These Latinos are running for a cause: each other
Los Corridos, an Atlanta based run club, pivots to support community, alongside jogs on the Beltline

On a bright 40-degree Saturday morning, Alex Alvarez was jogging along the Atlanta Beltline playing “Somos Más Americanos” from a speaker in his left hand.
Y si a los siglos nos vamos / Somos más americanos / Somos más americanos que el hijo de anglosajón goes the chorus of the song by Los Tigres del Norte, a Mexican norteño band based in California, famed for its folk-style corridos, or, ballads. And if we go back through the centuries / We are more American / We are more American than the son of an Anglo-Saxon.
Holding onto the speaker throughout a three- or four-mile run doesn’t bother him, Alex said as he passed Ponce City Market. “It feels like holding a baton.” And it feels like the music is making a statement. “It’s kind of the sense of, like, Hey, we’re here.” The best part, he said, is when “we’re just going about our business, running on the Beltline, and we see other Latinos looking back, like, Oh shoot. That’s brown-folk music.”
Alex was jogging as part of an event hosted by Los Corridos, a Latin-inspired run club (that’s name intentionally nods to musical ballads), that he and his siblings founded about two years ago. Born out of a desire to see more representation for Latinos in the running scene, he said, it started out as simply a regular jog with like-minded Latinos. This year, though, it’s evolved. “So many of us who have people affected by what’s going on, with ICE raids, it just felt like there’s this sense of responsibility that we can do something to kind of pull together,” he explained. “So many of our folks may be doing things like landscaping,” and, he said given the increase in immigration enforcement, “maybe [are] not feeling super comfortable being out working right now.”
On the day 285 South joined Los Corridos on a run, around two dozen people were running alongside Alex. The event that day, dubbed Correr Para Communidad, was also a drive to collect winter jackets and other cold weather gear. Los Corridos has held food or clothing drives for organizations like the Latin American Association and El Refugio, a nonprofit that supports families with loved ones incarcerated at Stewart Detention Center in western Georgia. “[We’re] having different types of runs or events that are based around showing solidarity with the community,” Alex said.
More than halfway into the 3.2-mile run, Alex doubled back to make sure none of the runners had been left behind. When everyone finally reunited where they started—at a street corner in front of Communidad Taqueria on Highland Avenue—he congratulated them with a fist bump.
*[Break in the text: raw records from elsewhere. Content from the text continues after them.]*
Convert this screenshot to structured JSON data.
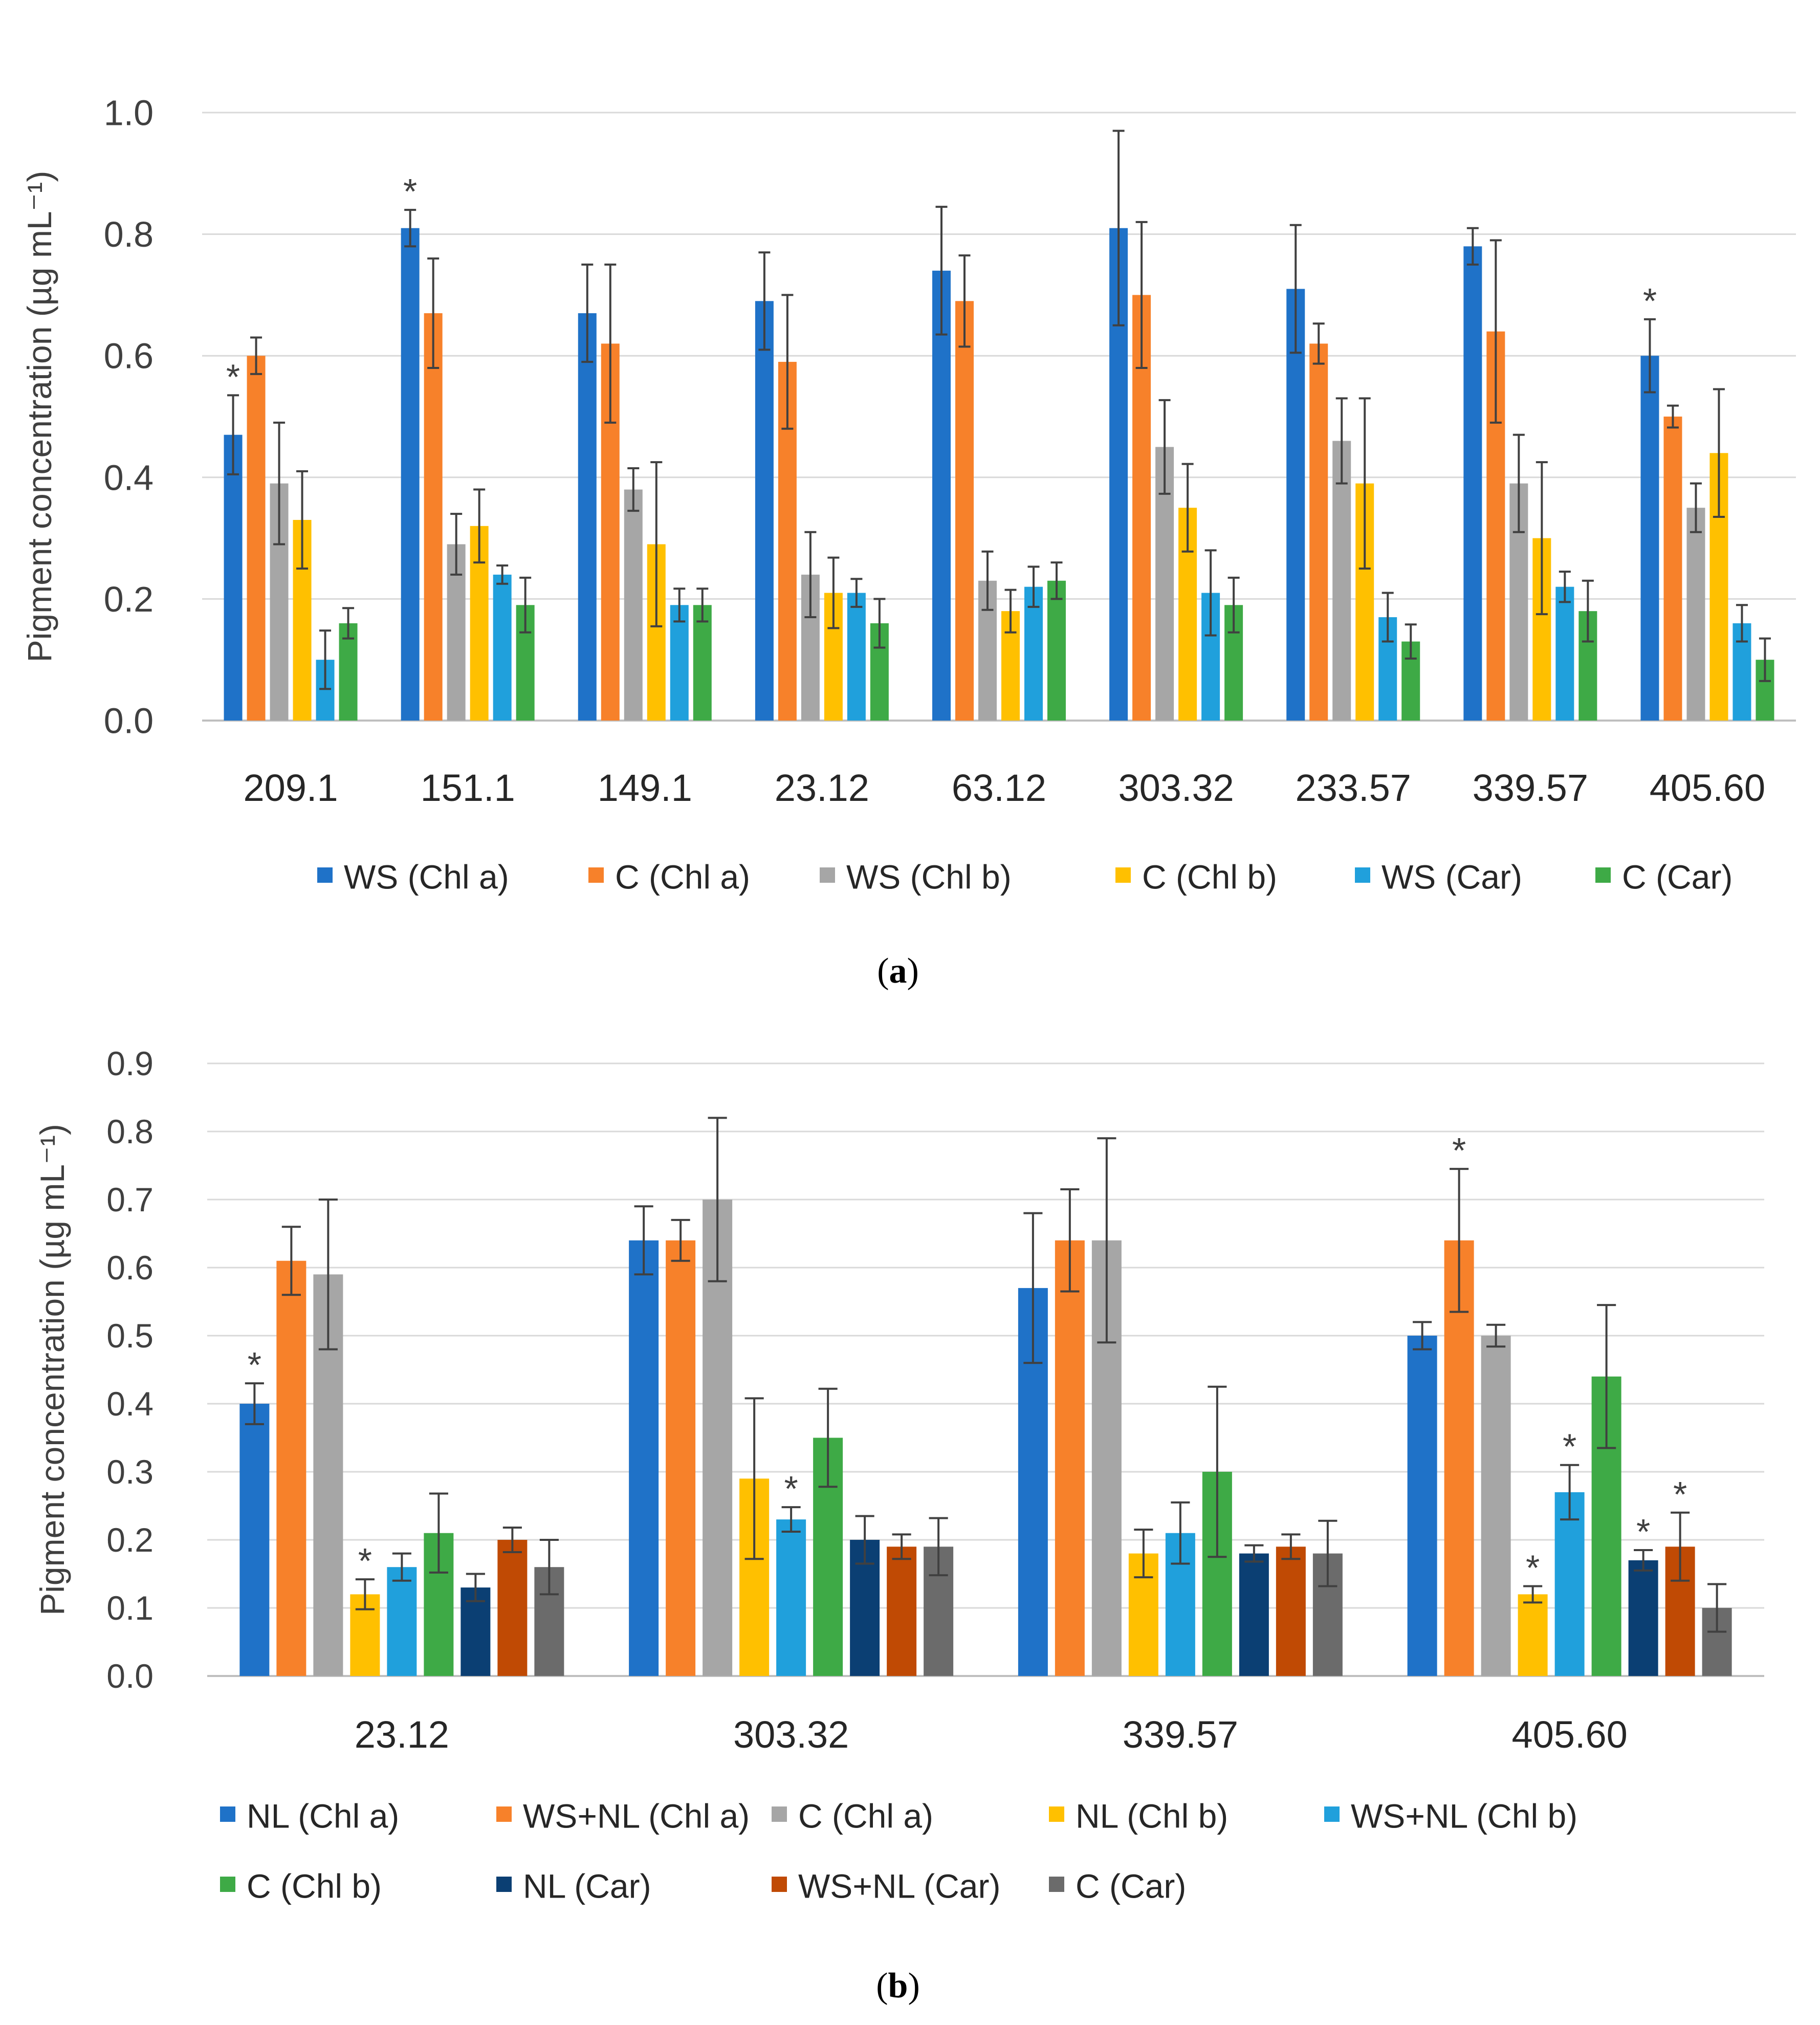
{
  "chart_data": [
    {
      "type": "bar",
      "panel": "a",
      "caption_open": "(",
      "caption_letter": "a",
      "caption_close": ")",
      "ylabel": "Pigment concentration (µg mL⁻¹)",
      "ylim": [
        0,
        1.0
      ],
      "yticks": [
        "0.0",
        "0.2",
        "0.4",
        "0.6",
        "0.8",
        "1.0"
      ],
      "ytick_values": [
        0,
        0.2,
        0.4,
        0.6,
        0.8,
        1.0
      ],
      "grid": true,
      "legend_position": "bottom",
      "categories": [
        "209.1",
        "151.1",
        "149.1",
        "23.12",
        "63.12",
        "303.32",
        "233.57",
        "339.57",
        "405.60"
      ],
      "series": [
        {
          "name": "WS (Chl a)",
          "color": "#1F72C8",
          "values": [
            0.47,
            0.81,
            0.67,
            0.69,
            0.74,
            0.81,
            0.71,
            0.78,
            0.6
          ],
          "errors": [
            0.065,
            0.03,
            0.08,
            0.08,
            0.105,
            0.16,
            0.105,
            0.03,
            0.06
          ],
          "marks": [
            true,
            true,
            false,
            false,
            false,
            false,
            false,
            false,
            true
          ]
        },
        {
          "name": "C (Chl a)",
          "color": "#F7812A",
          "values": [
            0.6,
            0.67,
            0.62,
            0.59,
            0.69,
            0.7,
            0.62,
            0.64,
            0.5
          ],
          "errors": [
            0.03,
            0.09,
            0.13,
            0.11,
            0.075,
            0.12,
            0.033,
            0.15,
            0.018
          ],
          "marks": [
            false,
            false,
            false,
            false,
            false,
            false,
            false,
            false,
            false
          ]
        },
        {
          "name": "WS (Chl b)",
          "color": "#A6A6A6",
          "values": [
            0.39,
            0.29,
            0.38,
            0.24,
            0.23,
            0.45,
            0.46,
            0.39,
            0.35
          ],
          "errors": [
            0.1,
            0.05,
            0.035,
            0.07,
            0.048,
            0.077,
            0.07,
            0.08,
            0.04
          ],
          "marks": [
            false,
            false,
            false,
            false,
            false,
            false,
            false,
            false,
            false
          ]
        },
        {
          "name": "C (Chl b)",
          "color": "#FFC000",
          "values": [
            0.33,
            0.32,
            0.29,
            0.21,
            0.18,
            0.35,
            0.39,
            0.3,
            0.44
          ],
          "errors": [
            0.08,
            0.06,
            0.135,
            0.058,
            0.035,
            0.072,
            0.14,
            0.125,
            0.105
          ],
          "marks": [
            false,
            false,
            false,
            false,
            false,
            false,
            false,
            false,
            false
          ]
        },
        {
          "name": "WS (Car)",
          "color": "#20A0DC",
          "values": [
            0.1,
            0.24,
            0.19,
            0.21,
            0.22,
            0.21,
            0.17,
            0.22,
            0.16
          ],
          "errors": [
            0.048,
            0.015,
            0.027,
            0.023,
            0.033,
            0.07,
            0.04,
            0.025,
            0.03
          ],
          "marks": [
            false,
            false,
            false,
            false,
            false,
            false,
            false,
            false,
            false
          ]
        },
        {
          "name": "C (Car)",
          "color": "#3EAA46",
          "values": [
            0.16,
            0.19,
            0.19,
            0.16,
            0.23,
            0.19,
            0.13,
            0.18,
            0.1
          ],
          "errors": [
            0.025,
            0.045,
            0.027,
            0.04,
            0.03,
            0.045,
            0.028,
            0.05,
            0.035
          ],
          "marks": [
            false,
            false,
            false,
            false,
            false,
            false,
            false,
            false,
            false
          ]
        }
      ]
    },
    {
      "type": "bar",
      "panel": "b",
      "caption_open": "(",
      "caption_letter": "b",
      "caption_close": ")",
      "ylabel": "Pigment concentration (µg mL⁻¹)",
      "ylim": [
        0,
        0.9
      ],
      "yticks": [
        "0.0",
        "0.1",
        "0.2",
        "0.3",
        "0.4",
        "0.5",
        "0.6",
        "0.7",
        "0.8",
        "0.9"
      ],
      "ytick_values": [
        0,
        0.1,
        0.2,
        0.3,
        0.4,
        0.5,
        0.6,
        0.7,
        0.8,
        0.9
      ],
      "grid": true,
      "legend_position": "bottom",
      "categories": [
        "23.12",
        "303.32",
        "339.57",
        "405.60"
      ],
      "series": [
        {
          "name": "NL (Chl a)",
          "color": "#1F72C8",
          "values": [
            0.4,
            0.64,
            0.57,
            0.5
          ],
          "errors": [
            0.03,
            0.05,
            0.11,
            0.02
          ],
          "marks": [
            true,
            false,
            false,
            false
          ]
        },
        {
          "name": "WS+NL (Chl a)",
          "color": "#F7812A",
          "values": [
            0.61,
            0.64,
            0.64,
            0.64
          ],
          "errors": [
            0.05,
            0.03,
            0.075,
            0.105
          ],
          "marks": [
            false,
            false,
            false,
            true
          ]
        },
        {
          "name": "C (Chl a)",
          "color": "#A6A6A6",
          "values": [
            0.59,
            0.7,
            0.64,
            0.5
          ],
          "errors": [
            0.11,
            0.12,
            0.15,
            0.016
          ],
          "marks": [
            false,
            false,
            false,
            false
          ]
        },
        {
          "name": "NL (Chl b)",
          "color": "#FFC000",
          "values": [
            0.12,
            0.29,
            0.18,
            0.12
          ],
          "errors": [
            0.022,
            0.118,
            0.035,
            0.012
          ],
          "marks": [
            true,
            false,
            false,
            true
          ]
        },
        {
          "name": "WS+NL (Chl b)",
          "color": "#20A0DC",
          "values": [
            0.16,
            0.23,
            0.21,
            0.27
          ],
          "errors": [
            0.02,
            0.018,
            0.045,
            0.04
          ],
          "marks": [
            false,
            true,
            false,
            true
          ]
        },
        {
          "name": "C (Chl b)",
          "color": "#3EAA46",
          "values": [
            0.21,
            0.35,
            0.3,
            0.44
          ],
          "errors": [
            0.058,
            0.072,
            0.125,
            0.105
          ],
          "marks": [
            false,
            false,
            false,
            false
          ]
        },
        {
          "name": "NL (Car)",
          "color": "#0B3F73",
          "values": [
            0.13,
            0.2,
            0.18,
            0.17
          ],
          "errors": [
            0.02,
            0.035,
            0.012,
            0.015
          ],
          "marks": [
            false,
            false,
            false,
            true
          ]
        },
        {
          "name": "WS+NL (Car)",
          "color": "#C04A04",
          "values": [
            0.2,
            0.19,
            0.19,
            0.19
          ],
          "errors": [
            0.018,
            0.018,
            0.018,
            0.05
          ],
          "marks": [
            false,
            false,
            false,
            true
          ]
        },
        {
          "name": "C (Car)",
          "color": "#6B6B6B",
          "values": [
            0.16,
            0.19,
            0.18,
            0.1
          ],
          "errors": [
            0.04,
            0.042,
            0.048,
            0.035
          ],
          "marks": [
            false,
            false,
            false,
            false
          ]
        }
      ]
    }
  ],
  "asterisk": "*"
}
Sitting down for a bowl of sopa de polla roja afterwards was 21-year-old Sara Rodrizuez, one of the runners, and founder of her own run club, Millas por Dias. “In this generation, there’s so much technology now, you know, the apps and Instagram and Facebook. I think people are getting to a point where it’s kind of like, I can’t do this anymore,” she said. “We’re human, and we were made to see people face-to-face,” she said. “I feel like sometimes our parents, you know, they provide us everything that they can, but it gets to a point where you need to look for that internally and be like: What am I missing? And I think it’s community, and that’s what people are turning to.”
As runners lined up for drinks from the Colombian pop-up Enid Coffee and music by DJ Zocalo—a friend of Alex’s who plays Latin tunes in the taqueria—it became clear that that sense of community was exactly what was being built.
“We’ve been able to be a space where they can kind of plug in and build out their own kind of sense of community,” said Alex. “That’s kind of been the best part about this.”